Cold sores often appear more frequently in winter

According to a new online survey among U.S. adults (ages 18 and over) who self-identify as gay, fewer than half of those who suffer from cold sores were aware that extremely cold weather could be a trigger for their cold sore outbreaks.

The survey was commissioned by Abreva, the only over-the-counter cold sore treatment approved by the Food and Drug Administration (FDA) to shorten healing time, and conducted by Harris Interactive®.

“Often in the winter months, we see an uptick in cold sores since cold and flu season can trigger a cold sore, but many people do not realize exposure to cold temperatures can re-activate the HSV-1 virus,” said David VanBrunt, director of Abreva marketing. “Exposure to harsh weather or going from extreme temperatures, such as from a warm house to the cold outdoors, are considered traumatic events and may trigger a cold sore outbreak. “

Results from the survey of gay men revealed that only 40 percent of the men who suffer from cold sores (Herpes Simplex Virus Type 1 or HSV 1) were aware that exposure to extremely cold weather could trigger cold sores.

Also according to the survey data, 30 percent of gay men who experience cold sore outbreaks (outside the mouth) got them once in the past 12 months while the remaining 70 percent experienced them at least two times per year.

A variety of stimuli are identified as cold sore triggers including fatigue, stress, hormones, illnesses such as colds or flu and physical trauma. In addition to cold weather, prolonged or excessive exposure to UV rays, whether natural or artificial, can irritate the area around the mouth and lead to a cold sore outbreak. Treatment should be started at the first symptom of a cold sore for best results.

When asked what triggers their cold sores, 68 percent said stress was a cold sore trigger. Gay cold sore sufferers also reported that colds/flu (42%) and fatigue (25%) were associated with their cold sore outbreaks.

“Over the coming year we will be working to address the issues surrounding the HSV virus and create greater awareness among gay cold sore sufferers about the HSV-1 virus and its health implications,” said Van Brunt.
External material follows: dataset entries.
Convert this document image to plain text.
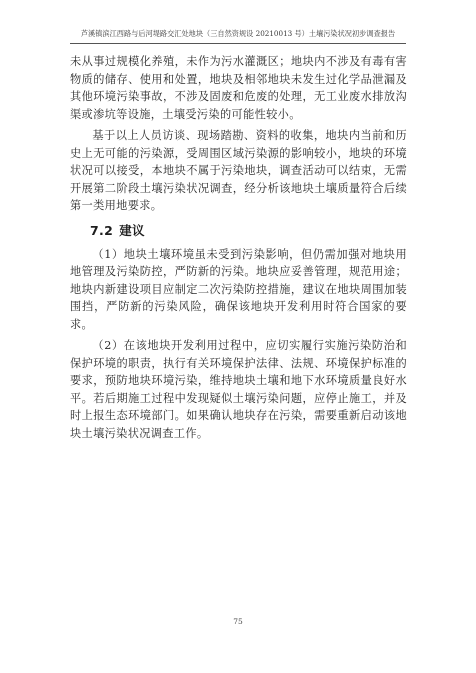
芦溪镇滨江西路与后河堤路交汇处地块（三自然资规设 20210013 号）土壤污染状况初步调查报告

未从事过规模化养殖，未作为污水灌溉区；地块内不涉及有毒有害物质的储存、使用和处置，地块及相邻地块未发生过化学品泄漏及其他环境污染事故，不涉及固废和危废的处理，无工业废水排放沟渠或渗坑等设施，土壤受污染的可能性较小。

基于以上人员访谈、现场踏勘、资料的收集，地块内当前和历史上无可能的污染源，受周围区域污染源的影响较小，地块的环境状况可以接受，本地块不属于污染地块，调查活动可以结束，无需开展第二阶段土壤污染状况调查，经分析该地块土壤质量符合后续第一类用地要求。

7.2 建议

（1）地块土壤环境虽未受到污染影响，但仍需加强对地块用地管理及污染防控，严防新的污染。地块应妥善管理，规范用途；地块内新建设项目应制定二次污染防控措施，建议在地块周围加装围挡，严防新的污染风险，确保该地块开发利用时符合国家的要求。

（2）在该地块开发利用过程中，应切实履行实施污染防治和保护环境的职责，执行有关环境保护法律、法规、环境保护标准的要求，预防地块环境污染，维持地块土壤和地下水环境质量良好水平。若后期施工过程中发现疑似土壤污染问题，应停止施工，并及时上报生态环境部门。如果确认地块存在污染，需要重新启动该地块土壤污染状况调查工作。

75
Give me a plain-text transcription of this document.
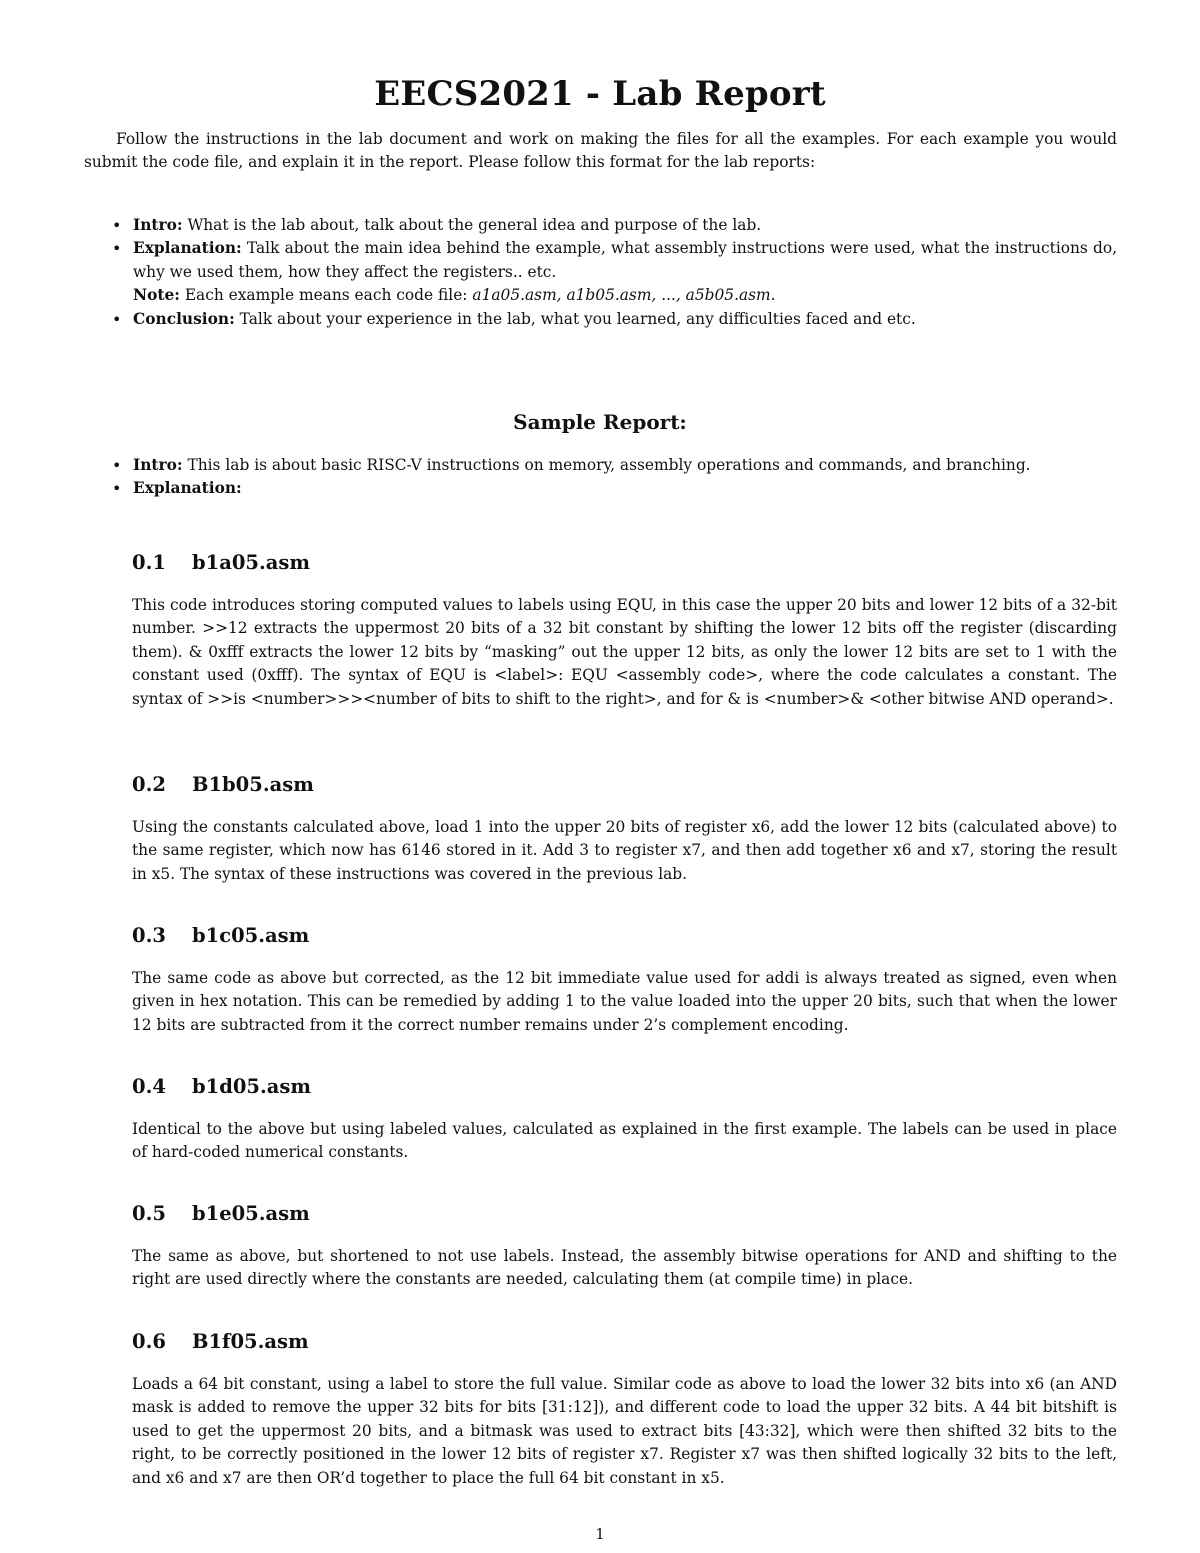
EECS2021 - Lab Report

Follow the instructions in the lab document and work on making the files for all the examples. For each example you would submit the code file, and explain it in the report. Please follow this format for the lab reports:

• Intro: What is the lab about, talk about the general idea and purpose of the lab.
• Explanation: Talk about the main idea behind the example, what assembly instructions were used, what the instructions do, why we used them, how they affect the registers.. etc.
Note: Each example means each code file: a1a05.asm, a1b05.asm, ..., a5b05.asm.
• Conclusion: Talk about your experience in the lab, what you learned, any difficulties faced and etc.
Sample Report:
• Intro: This lab is about basic RISC-V instructions on memory, assembly operations and commands, and branching.
• Explanation:
0.1 b1a05.asm

This code introduces storing computed values to labels using EQU, in this case the upper 20 bits and lower 12 bits of a 32-bit number. >>12 extracts the uppermost 20 bits of a 32 bit constant by shifting the lower 12 bits off the register (discarding them). & 0xfff extracts the lower 12 bits by “masking” out the upper 12 bits, as only the lower 12 bits are set to 1 with the constant used (0xfff). The syntax of EQU is <label>: EQU <assembly code>, where the code calculates a constant. The syntax of >>is <number>>><number of bits to shift to the right>, and for & is <number>& <other bitwise AND operand>.

0.2 B1b05.asm

Using the constants calculated above, load 1 into the upper 20 bits of register x6, add the lower 12 bits (calculated above) to the same register, which now has 6146 stored in it. Add 3 to register x7, and then add together x6 and x7, storing the result in x5. The syntax of these instructions was covered in the previous lab.

0.3 b1c05.asm

The same code as above but corrected, as the 12 bit immediate value used for addi is always treated as signed, even when given in hex notation. This can be remedied by adding 1 to the value loaded into the upper 20 bits, such that when the lower 12 bits are subtracted from it the correct number remains under 2’s complement encoding.

0.4 b1d05.asm

Identical to the above but using labeled values, calculated as explained in the first example. The labels can be used in place of hard-coded numerical constants.

0.5 b1e05.asm

The same as above, but shortened to not use labels. Instead, the assembly bitwise operations for AND and shifting to the right are used directly where the constants are needed, calculating them (at compile time) in place.

0.6 B1f05.asm

Loads a 64 bit constant, using a label to store the full value. Similar code as above to load the lower 32 bits into x6 (an AND mask is added to remove the upper 32 bits for bits [31:12]), and different code to load the upper 32 bits. A 44 bit bitshift is used to get the uppermost 20 bits, and a bitmask was used to extract bits [43:32], which were then shifted 32 bits to the right, to be correctly positioned in the lower 12 bits of register x7. Register x7 was then shifted logically 32 bits to the left, and x6 and x7 are then OR’d together to place the full 64 bit constant in x5.

1
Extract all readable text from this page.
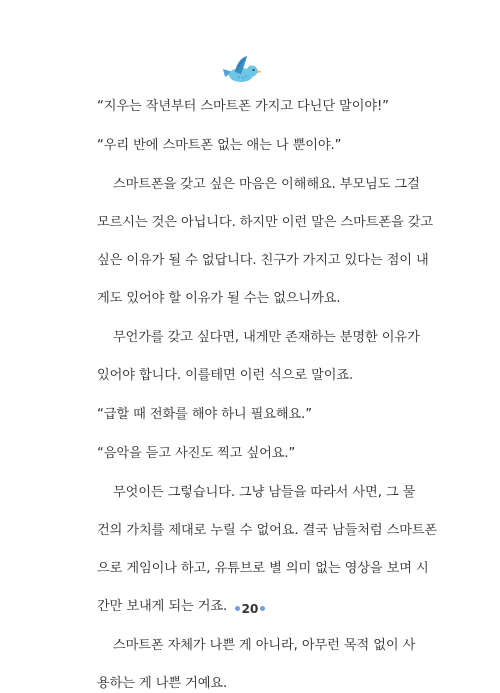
“지우는 작년부터 스마트폰 가지고 다닌단 말이야!”
“우리 반에 스마트폰 없는 애는 나 뿐이야.”
스마트폰을 갖고 싶은 마음은 이해해요. 부모님도 그걸
모르시는 것은 아닙니다. 하지만 이런 말은 스마트폰을 갖고
싶은 이유가 될 수 없답니다. 친구가 가지고 있다는 점이 내
게도 있어야 할 이유가 될 수는 없으니까요.
무언가를 갖고 싶다면, 내게만 존재하는 분명한 이유가
있어야 합니다. 이를테면 이런 식으로 말이죠.
“급할 때 전화를 해야 하니 필요해요.”
“음악을 듣고 사진도 찍고 싶어요.”
무엇이든 그렇습니다. 그냥 남들을 따라서 사면, 그 물
건의 가치를 제대로 누릴 수 없어요. 결국 남들처럼 스마트폰
으로 게임이나 하고, 유튜브로 별 의미 없는 영상을 보며 시
간만 보내게 되는 거죠.
스마트폰 자체가 나쁜 게 아니라, 아무런 목적 없이 사
용하는 게 나쁜 거예요.
20
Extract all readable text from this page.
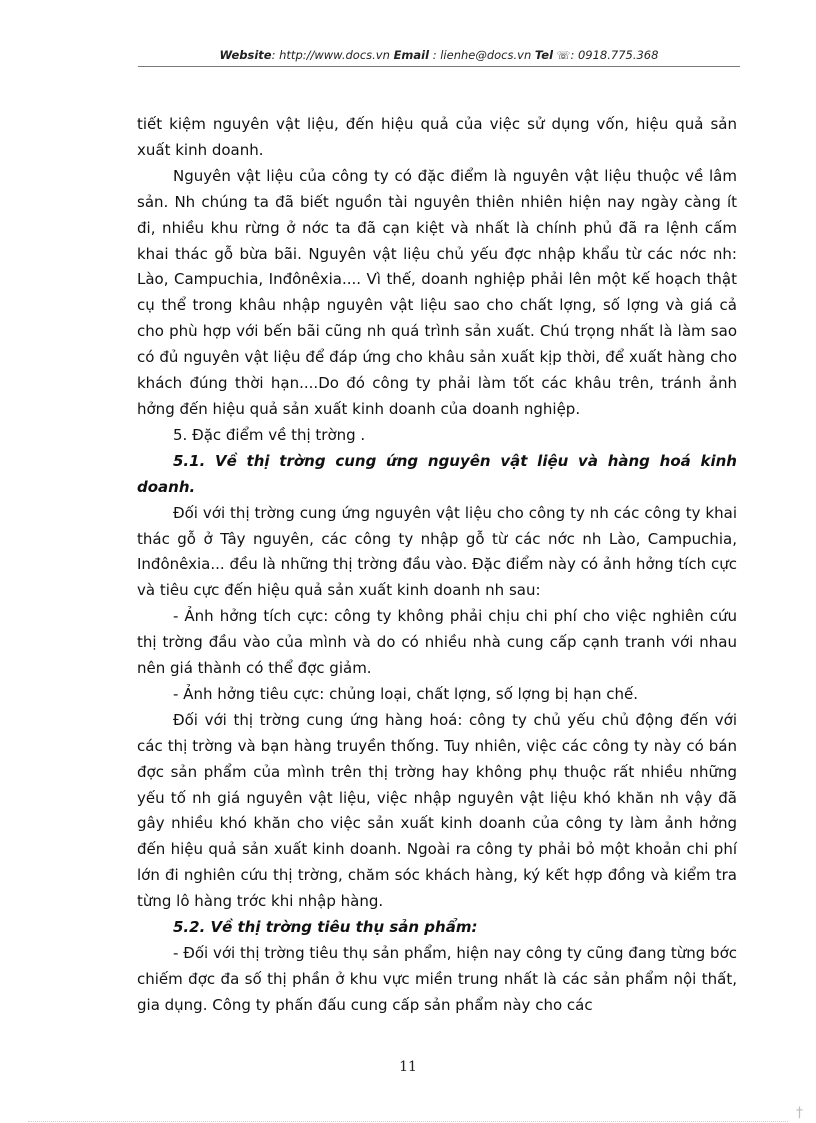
Website: http://www.docs.vn Email : lienhe@docs.vn Tel ☏: 0918.775.368

tiết kiệm nguyên vật liệu, đến hiệu quả của việc sử dụng vốn, hiệu quả sản xuất kinh doanh.

Nguyên vật liệu của công ty có đặc điểm là nguyên vật liệu thuộc về lâm sản. Nh chúng ta đã biết nguồn tài nguyên thiên nhiên hiện nay ngày càng ít đi, nhiều khu rừng ở nớc ta đã cạn kiệt và nhất là chính phủ đã ra lệnh cấm khai thác gỗ bừa bãi. Nguyên vật liệu chủ yếu đợc nhập khẩu từ các nớc nh: Lào, Campuchia, Inđônêxia.... Vì thế, doanh nghiệp phải lên một kế hoạch thật cụ thể trong khâu nhập nguyên vật liệu sao cho chất lợng, số lợng và giá cả cho phù hợp với bến bãi cũng nh quá trình sản xuất. Chú trọng nhất là làm sao có đủ nguyên vật liệu để đáp ứng cho khâu sản xuất kịp thời, để xuất hàng cho khách đúng thời hạn....Do đó công ty phải làm tốt các khâu trên, tránh ảnh hởng đến hiệu quả sản xuất kinh doanh của doanh nghiệp.

5. Đặc điểm về thị trờng .

5.1. Về thị trờng cung ứng nguyên vật liệu và hàng hoá kinh doanh.

Đối với thị trờng cung ứng nguyên vật liệu cho công ty nh các công ty khai thác gỗ ở Tây nguyên, các công ty nhập gỗ từ các nớc nh Lào, Campuchia, Inđônêxia... đều là những thị trờng đầu vào. Đặc điểm này có ảnh hởng tích cực và tiêu cực đến hiệu quả sản xuất kinh doanh nh sau:

- Ảnh hởng tích cực: công ty không phải chịu chi phí cho việc nghiên cứu thị trờng đầu vào của mình và do có nhiều nhà cung cấp cạnh tranh với nhau nên giá thành có thể đợc giảm.

- Ảnh hởng tiêu cực: chủng loại, chất lợng, số lợng bị hạn chế.

Đối với thị trờng cung ứng hàng hoá: công ty chủ yếu chủ động đến với các thị trờng và bạn hàng truyền thống. Tuy nhiên, việc các công ty này có bán đợc sản phẩm của mình trên thị trờng hay không phụ thuộc rất nhiều những yếu tố nh giá nguyên vật liệu, việc nhập nguyên vật liệu khó khăn nh vậy đã gây nhiều khó khăn cho việc sản xuất kinh doanh của công ty làm ảnh hởng đến hiệu quả sản xuất kinh doanh. Ngoài ra công ty phải bỏ một khoản chi phí lớn đi nghiên cứu thị trờng, chăm sóc khách hàng, ký kết hợp đồng và kiểm tra từng lô hàng trớc khi nhập hàng.

5.2. Về thị trờng tiêu thụ sản phẩm:

- Đối với thị trờng tiêu thụ sản phẩm, hiện nay công ty cũng đang từng bớc chiếm đợc đa số thị phần ở khu vực miền trung nhất là các sản phẩm nội thất, gia dụng. Công ty phấn đấu cung cấp sản phẩm này cho các

11
†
Cold sores often are painful and typically last between eight and ten days if left untreated.

Cold Sore Signs and Symptoms

The average untreated cold sore lesion lasts eight to 10 days. Following is a description of each stage a cold sore goes through:

  • Tingle Stage: Uncomfortable sensations that signal the onset of a cold sore, before there are visible signs. These sensations include tingling and burning, which may last a few hours to a day.
  • Swelling: This stage, in which the area becomes red and swollen due to the inflammatory reaction to the infection, may last several hours.
  • Blister: Multiple vesicles or blisters appear, often accompanied by a throbbing pain. This stage lasts about a day.
  • Ulcer: At this stage, which many patients describe as the most painful stage of the cold sore, the vesicles come together and rupture, producing a painful ulcer.
  • Scab/Crusting: The ulcer dries, leaving an unsightly scab or crust that may be visible for about six days.
  • Healing: During the healing stage, which may last about 36 hours, the lesion resolves and the scab falls off.

Cold Sore Survival Tips

  • Don’t overdo it in the sun. Limit exposure to UV light from the sun and tanning beds — it is one of the most common cold sore triggers.
  • Avoid extreme temperatures. Intense heat and frigid cold can be triggers for cold sores so try to stay in a comfortable setting.
  • Be prepared. Begin treatment at the first sign of an outbreak.
  • Don’t share. Remember that cold sores are contagious, so be sure to apply makeup with a cotton swab or disposable sponge to avoid spreading the infection.
  • Wash ‘em. Wash hands before and after applying medication or touching a cold sore.
  • Hide the sore, not your smile. To conceal the lesion, dip a small-tipped cotton swab or sponge into a mixture of foundation and oil-free concealer. Dab onto the affected area and gently blend to cover the spot. Then, lightly dust with loose powder to set.
  • Quit picking! Avoid picking at the cold sore — it will only damage the surrounding skin and prolong the healing cycle.
  • Get your flu shot. Besides the fact that having the flu is miserable enough, just getting sick can trigger a cold sore outbreak – so be sure to get your flu shot this season.